First of all to properly test two similar solutions, you’ll need to execute them separately in isolated files. Once you split up the files (and simplify the non-transaction solution a bit), we get the following times for an empty (columns only) file:
In this limited test, the transaction method is indeed faster by a few miliseconds. However you are forgetting two very important facts:
Nobody is going to run this in an idealized file with just columns
Revit’s internal database is total and utter crap ( sorry Autodesk but we have to be honest here)
These are very important because in an actual project, you’ll have walls and floors interacting with those columns and numerous beams connecting straight into them (also if it’s a structural model, you’ll get double the trouble because of all the analytical elements hiding in the background).

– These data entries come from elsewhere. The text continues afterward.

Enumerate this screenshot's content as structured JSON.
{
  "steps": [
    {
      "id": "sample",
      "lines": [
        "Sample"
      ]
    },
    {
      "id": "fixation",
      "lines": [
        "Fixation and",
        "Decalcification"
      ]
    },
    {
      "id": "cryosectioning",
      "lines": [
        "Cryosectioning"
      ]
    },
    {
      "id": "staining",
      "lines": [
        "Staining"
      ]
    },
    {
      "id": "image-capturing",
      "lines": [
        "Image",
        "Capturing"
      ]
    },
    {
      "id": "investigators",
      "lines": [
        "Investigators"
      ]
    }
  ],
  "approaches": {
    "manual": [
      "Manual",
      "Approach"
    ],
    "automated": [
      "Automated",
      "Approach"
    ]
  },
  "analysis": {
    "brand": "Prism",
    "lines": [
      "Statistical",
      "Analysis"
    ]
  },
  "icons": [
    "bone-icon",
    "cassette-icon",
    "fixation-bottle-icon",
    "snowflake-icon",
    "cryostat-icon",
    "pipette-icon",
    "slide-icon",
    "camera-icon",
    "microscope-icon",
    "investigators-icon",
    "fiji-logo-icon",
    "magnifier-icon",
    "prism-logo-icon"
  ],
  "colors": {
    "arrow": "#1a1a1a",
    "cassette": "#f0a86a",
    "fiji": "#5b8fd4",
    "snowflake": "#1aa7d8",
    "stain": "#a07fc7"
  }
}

Plainly speaking, whenever you make a change to an element in Revit, the element’s entire entry inside the internal database gets rewritten and tagged for re-evaluation. Then all other elements interacting with the changed element also get tagged for re-evaluation, because that single change in the original element could possibly affect them. By not committing the transaction, you spare yourself the re-evaluation phase at the end but all of those changes that you did to the database now have to be undone again to bring the project file to its original state.
So let’s run this on a ~150MB file with about ~1000 column instances:
Python (real project):
The execution times appear virtually the same but the transaction rollback made Revit unresponsive for over a minute. The above is based purely on my own experience and observations, so take all of this with a grain of salt. No two projects are the same and there’s no guarantee that the above will always be the case. Just try it out for yourself on a few actual projects and see for yourself.